The trial's importance to the wider literature is not the efficacy result — which was null — but its existence. NCT00672074 is the only registered, completed, published Phase 2 trial of ipamorelin in any indication, in any patient population, of any duration. Helsinn discontinued clinical development of ipamorelin after the 2014 publication, and no successor Phase 3 trial has been registered or published in the eleven years since ^[7]. Every claim about ipamorelin's clinical activity in humans rests on this single negative trial plus the 1999 healthy-volunteer pharmacokinetic paper ^[2].

Two regulatory items belong on the broadside.

The first is the October 29, 2024 meeting of the United States Food and Drug Administration's Pharmacy Compounding Advisory Committee ^[13]. The committee was asked to vote on whether ipamorelin (free base and ipamorelin acetate) should be added to the 503A bulks list — the list of bulk drug substances permitted for use by compounding pharmacies under section 503A of the Federal Food, Drug, and Cosmetic Act. The committee voted against inclusion, citing concerns over identity and characterization data and inadequate safety information for chronic human exposure. The associated briefing document compiled chemistry, nonclinical toxicology, and clinical-data summaries and constitutes the most recent comprehensive regulatory review of ipamorelin in the United States.
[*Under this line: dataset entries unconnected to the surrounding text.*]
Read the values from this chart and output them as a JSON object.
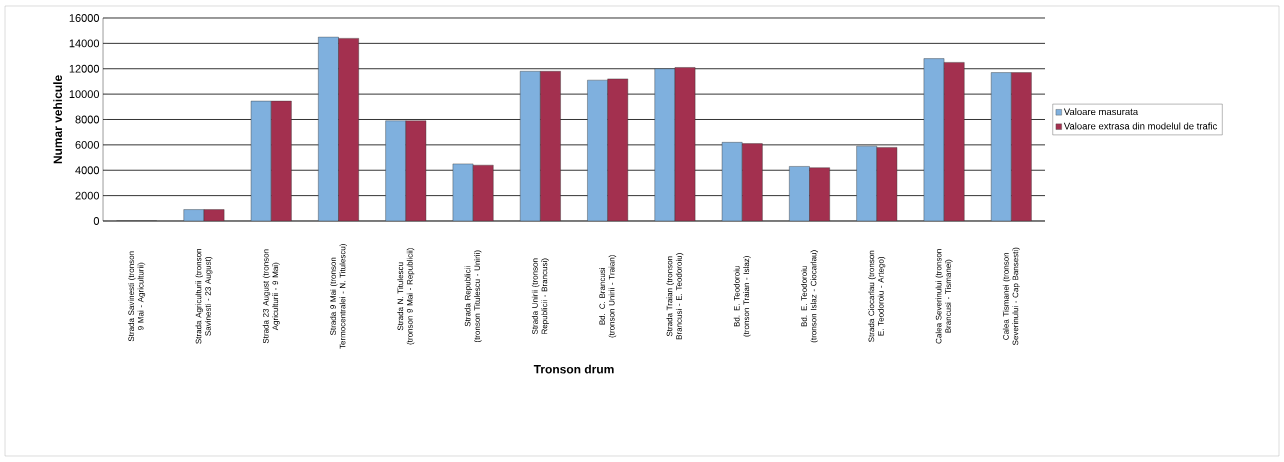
{
  "chart_data": {
    "type": "bar",
    "xlabel": "Tronson drum",
    "ylabel": "Numar vehicule",
    "categories": [
      "Strada Savinesti (tronson 9 Mai - Agriculturii)",
      "Strada Agriculturii (tronson Savinesti - 23 August)",
      "Strada 23 August (tronson Agriculturii - 9 Mai)",
      "Strada 9 Mai (tronson Termocentralei - N. Titulescu)",
      "Strada N. Titulescu (tronson 9 Mai - Republicii)",
      "Strada Republicii (tronson Titulescu - Unirii)",
      "Strada Unirii (tronson Republicii - Brancusi)",
      "Bd. C. Brancusi (tronson Unirii - Traian)",
      "Strada Traian (tronson Brancusi - E. Teodoroiu)",
      "Bd. E. Teodoroiu (tronson Traian - Islaz)",
      "Bd. E. Teodoroiu (tronson Islaz - Ciocarlau)",
      "Strada Ciocarlau (tronson E. Teodoroiu - Artego)",
      "Calea Severinului (tronson Brancusi - Tismanei)",
      "Calea Tismanei (tronson Severinului - Cap Bansesti)"
    ],
    "series": [
      {
        "name": "Valoare masurata",
        "color": "#7fb0de",
        "values": [
          0,
          900,
          9450,
          14500,
          7900,
          4500,
          11800,
          11100,
          12000,
          6200,
          4300,
          5900,
          12800,
          11700
        ]
      },
      {
        "name": "Valoare extrasa din modelul de trafic",
        "color": "#a3304f",
        "values": [
          0,
          900,
          9450,
          14400,
          7900,
          4400,
          11800,
          11200,
          12100,
          6100,
          4200,
          5800,
          12500,
          11700
        ]
      }
    ],
    "ylim": [
      0,
      16000
    ],
    "yticks": [
      0,
      2000,
      4000,
      6000,
      8000,
      10000,
      12000,
      14000,
      16000
    ],
    "grid": "y",
    "legend": "right"
  }
}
A related procedural action preceded the meeting. Effective September 27, 2024, ipamorelin acetate was removed from Category 2 of the interim 503A bulks list following withdrawal of its nomination ^[14]. The combined effect — removal from Category 2 and a negative PCAC vote on inclusion in the final list — meaningfully constrains the lawful supply of compounded ipamorelin from United States pharmacies.
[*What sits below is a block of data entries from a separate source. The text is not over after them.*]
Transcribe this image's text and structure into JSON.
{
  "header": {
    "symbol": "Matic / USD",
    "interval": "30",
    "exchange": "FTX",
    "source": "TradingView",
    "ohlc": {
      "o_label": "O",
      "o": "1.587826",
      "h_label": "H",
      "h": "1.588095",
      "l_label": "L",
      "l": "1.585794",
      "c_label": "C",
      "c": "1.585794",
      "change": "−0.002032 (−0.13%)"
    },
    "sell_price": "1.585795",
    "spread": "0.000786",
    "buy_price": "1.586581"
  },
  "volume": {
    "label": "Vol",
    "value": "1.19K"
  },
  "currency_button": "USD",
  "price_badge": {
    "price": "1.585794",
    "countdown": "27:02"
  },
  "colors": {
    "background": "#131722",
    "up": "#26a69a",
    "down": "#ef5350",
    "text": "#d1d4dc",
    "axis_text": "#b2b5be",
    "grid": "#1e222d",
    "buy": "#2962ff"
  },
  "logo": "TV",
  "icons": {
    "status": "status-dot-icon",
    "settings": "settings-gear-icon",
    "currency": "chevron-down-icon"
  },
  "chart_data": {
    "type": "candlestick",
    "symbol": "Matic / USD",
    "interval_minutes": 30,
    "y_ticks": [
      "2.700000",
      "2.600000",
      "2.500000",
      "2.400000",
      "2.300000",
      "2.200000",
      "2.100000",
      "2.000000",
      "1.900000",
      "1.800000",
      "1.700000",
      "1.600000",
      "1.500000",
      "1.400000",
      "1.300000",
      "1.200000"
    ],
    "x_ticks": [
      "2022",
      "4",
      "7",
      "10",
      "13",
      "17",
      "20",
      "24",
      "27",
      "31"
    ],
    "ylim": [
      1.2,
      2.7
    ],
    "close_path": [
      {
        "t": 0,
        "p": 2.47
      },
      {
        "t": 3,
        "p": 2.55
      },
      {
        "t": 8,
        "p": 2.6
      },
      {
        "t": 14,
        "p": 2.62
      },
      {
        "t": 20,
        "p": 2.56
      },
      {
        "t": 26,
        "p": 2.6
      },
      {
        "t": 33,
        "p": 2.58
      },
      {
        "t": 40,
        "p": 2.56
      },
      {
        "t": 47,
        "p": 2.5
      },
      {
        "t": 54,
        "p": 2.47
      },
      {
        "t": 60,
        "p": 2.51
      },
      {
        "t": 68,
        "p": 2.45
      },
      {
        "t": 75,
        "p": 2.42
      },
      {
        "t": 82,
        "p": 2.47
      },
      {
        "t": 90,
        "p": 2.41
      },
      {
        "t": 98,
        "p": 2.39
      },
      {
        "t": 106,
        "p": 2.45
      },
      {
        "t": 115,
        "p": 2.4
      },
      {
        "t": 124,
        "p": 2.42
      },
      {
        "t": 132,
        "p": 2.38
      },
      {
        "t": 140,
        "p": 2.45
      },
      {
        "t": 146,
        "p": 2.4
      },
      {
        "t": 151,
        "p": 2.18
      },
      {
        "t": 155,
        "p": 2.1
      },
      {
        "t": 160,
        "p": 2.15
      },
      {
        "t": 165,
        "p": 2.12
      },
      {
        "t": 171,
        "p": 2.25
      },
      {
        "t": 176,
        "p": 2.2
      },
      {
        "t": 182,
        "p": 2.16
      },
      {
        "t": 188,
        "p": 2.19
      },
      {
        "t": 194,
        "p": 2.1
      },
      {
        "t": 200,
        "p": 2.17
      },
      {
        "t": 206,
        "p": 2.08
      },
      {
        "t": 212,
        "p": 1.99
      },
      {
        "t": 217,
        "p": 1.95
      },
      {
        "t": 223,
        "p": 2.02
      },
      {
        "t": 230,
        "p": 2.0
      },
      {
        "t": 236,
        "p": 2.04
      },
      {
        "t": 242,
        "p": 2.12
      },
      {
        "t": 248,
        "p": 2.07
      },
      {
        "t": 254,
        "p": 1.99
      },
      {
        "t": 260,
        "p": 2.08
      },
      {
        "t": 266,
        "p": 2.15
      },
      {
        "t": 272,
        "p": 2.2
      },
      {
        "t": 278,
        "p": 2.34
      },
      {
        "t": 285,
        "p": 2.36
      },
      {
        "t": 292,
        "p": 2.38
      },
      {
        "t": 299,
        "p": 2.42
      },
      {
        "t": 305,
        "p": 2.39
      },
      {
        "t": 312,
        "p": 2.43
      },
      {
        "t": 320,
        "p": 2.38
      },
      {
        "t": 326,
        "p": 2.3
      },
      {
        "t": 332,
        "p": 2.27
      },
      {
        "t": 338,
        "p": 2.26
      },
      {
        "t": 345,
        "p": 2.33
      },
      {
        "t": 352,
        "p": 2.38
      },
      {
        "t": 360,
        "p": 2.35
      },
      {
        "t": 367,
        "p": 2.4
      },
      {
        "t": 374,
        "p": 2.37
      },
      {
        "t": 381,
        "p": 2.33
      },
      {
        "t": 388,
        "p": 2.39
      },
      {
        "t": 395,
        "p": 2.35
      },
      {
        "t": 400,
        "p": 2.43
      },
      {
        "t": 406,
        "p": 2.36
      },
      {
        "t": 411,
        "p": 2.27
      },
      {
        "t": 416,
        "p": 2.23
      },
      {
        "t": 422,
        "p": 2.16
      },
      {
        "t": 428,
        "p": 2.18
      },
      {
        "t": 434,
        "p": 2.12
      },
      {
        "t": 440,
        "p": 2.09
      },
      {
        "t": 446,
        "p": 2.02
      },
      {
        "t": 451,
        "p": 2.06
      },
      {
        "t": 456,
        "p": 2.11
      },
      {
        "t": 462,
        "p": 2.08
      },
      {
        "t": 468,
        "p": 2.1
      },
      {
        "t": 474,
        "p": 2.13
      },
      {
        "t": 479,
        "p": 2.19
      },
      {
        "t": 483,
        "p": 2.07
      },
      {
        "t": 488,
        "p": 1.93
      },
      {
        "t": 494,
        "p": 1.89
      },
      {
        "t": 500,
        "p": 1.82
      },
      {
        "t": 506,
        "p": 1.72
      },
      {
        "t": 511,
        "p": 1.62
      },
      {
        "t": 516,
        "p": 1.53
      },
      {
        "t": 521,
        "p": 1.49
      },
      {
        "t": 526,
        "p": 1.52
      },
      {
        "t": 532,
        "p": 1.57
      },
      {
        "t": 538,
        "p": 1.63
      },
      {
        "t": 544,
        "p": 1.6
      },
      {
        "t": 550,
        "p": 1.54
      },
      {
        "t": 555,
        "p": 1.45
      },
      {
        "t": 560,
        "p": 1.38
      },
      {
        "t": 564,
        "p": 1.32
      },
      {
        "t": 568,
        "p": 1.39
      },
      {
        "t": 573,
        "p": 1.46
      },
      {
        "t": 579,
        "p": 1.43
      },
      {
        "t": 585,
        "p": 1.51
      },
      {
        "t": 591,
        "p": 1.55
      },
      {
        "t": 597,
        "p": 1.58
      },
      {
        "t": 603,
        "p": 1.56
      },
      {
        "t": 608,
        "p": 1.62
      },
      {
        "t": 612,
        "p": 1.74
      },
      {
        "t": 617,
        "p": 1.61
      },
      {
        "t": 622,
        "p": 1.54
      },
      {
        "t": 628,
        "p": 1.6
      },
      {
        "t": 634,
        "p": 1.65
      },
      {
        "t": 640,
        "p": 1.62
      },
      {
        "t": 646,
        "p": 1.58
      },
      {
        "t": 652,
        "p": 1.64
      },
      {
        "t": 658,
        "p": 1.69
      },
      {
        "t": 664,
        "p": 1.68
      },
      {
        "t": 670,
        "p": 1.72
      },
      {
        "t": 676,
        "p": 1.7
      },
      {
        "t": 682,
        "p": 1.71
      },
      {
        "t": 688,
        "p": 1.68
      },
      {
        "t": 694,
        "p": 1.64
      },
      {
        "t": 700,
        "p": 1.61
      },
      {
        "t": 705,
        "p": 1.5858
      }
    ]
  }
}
The second regulatory item is the World Anti-Doping Agency's classification. Ipamorelin appears on the WADA Prohibited List under category S2.2 (Peptide Hormones, Growth Factors, Related Substances and Mimetics), prohibited at all times in and out of competition in all WADA-code sports ^[15]. Validated urinary detection methods based on liquid chromatography–high-resolution tandem mass spectrometry — developed within the broader GHS-R1a-agonist analytical literature, including work on the related compound anamorelin ^[16] — give anti-doping laboratories detection windows extending from hours to days post-administration.

Outside the regulatory domain, a 2025 scoping review in the Journal of Cachexia, Sarcopenia and Muscle examined the role of peptides in skeletal muscle wasting across 126 studies and identified 87 distinct peptides associated with muscle-mass, strength, or performance outcomes ^[11]. Ghrelin and ghrelin-receptor agonists — the class to which ipamorelin belongs — ranked among the most-studied. The review situates ipamorelin within an active translational pipeline for cachexia and sarcopenia research, but does not report new human efficacy data specific to ipamorelin. The most recent comprehensive ipamorelin clinical record remains the Beck 2014 trial ^[7].
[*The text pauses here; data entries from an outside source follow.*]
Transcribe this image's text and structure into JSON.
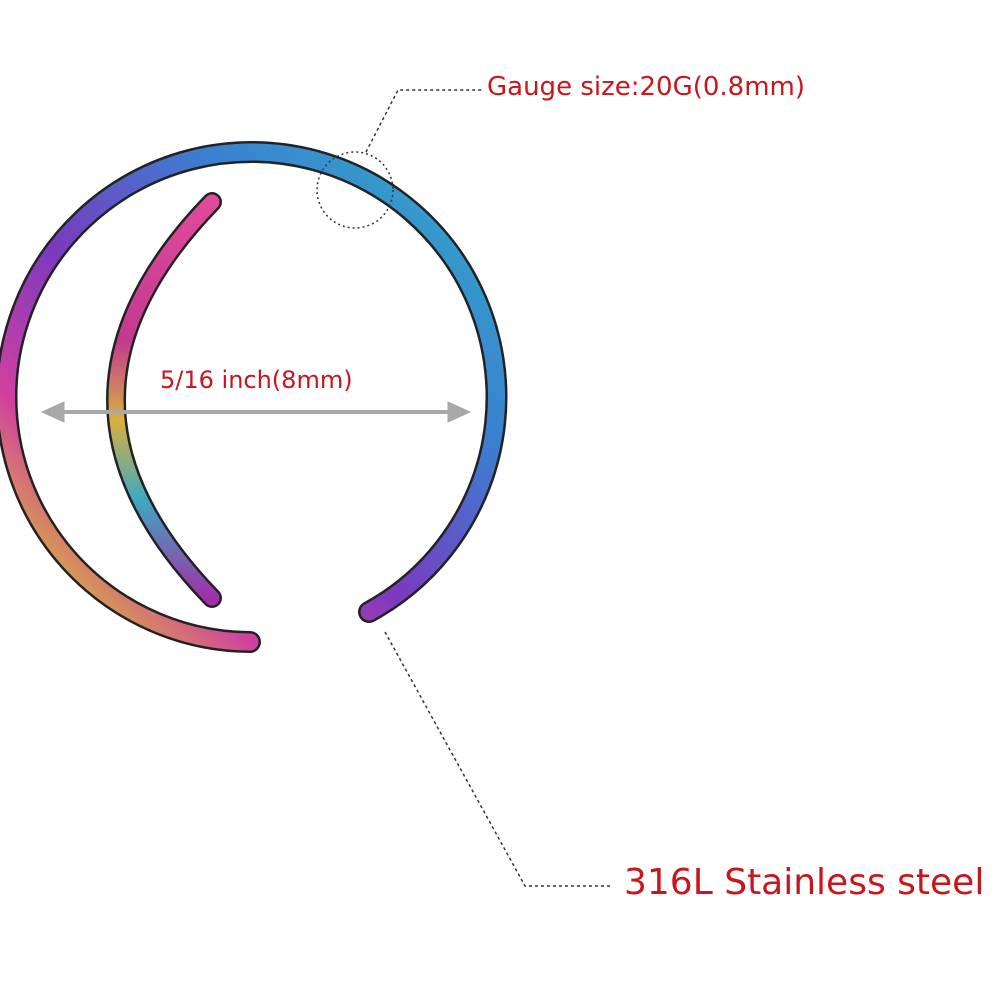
{
  "labels": {
    "gauge": "Gauge size:20G(0.8mm)",
    "diameter": "5/16 inch(8mm)",
    "material": "316L Stainless steel"
  },
  "colors": {
    "label_text": "#c8161d",
    "arrow": "#a8a8a8",
    "leader_line": "#333333",
    "ring_gradient": [
      "#e0409a",
      "#8a3bc0",
      "#3a7fd0",
      "#38b8c8",
      "#d8b040"
    ]
  }
}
Ipamorelin binds GHS-R1a — a Gq/11-coupled G-protein-coupled receptor expressed on anterior-pituitary somatotrophs and several other tissues — and activates phospholipase C, generating inositol trisphosphate and diacylglycerol ^[10]. Inositol trisphosphate releases calcium from intracellular stores and triggers L-type voltage-gated calcium influx; the resulting rise in cytosolic calcium drives growth hormone exocytosis from somatotroph vesicles. The pathway is mechanistically distinct from the cyclic-AMP-mediated growth hormone-releasing hormone receptor pathway, which is why combined administration of a GHRH analog and a GHRP can produce supra-additive growth hormone pulses in pulsatile-versus-tonic research models ^[10][17]. GHS-R1a also exhibits high constitutive (ligand-independent) activity in somatotroph cells, contributing to basal growth hormone pulsatility and modulating the magnitude of ipamorelin-evoked responses ^[9].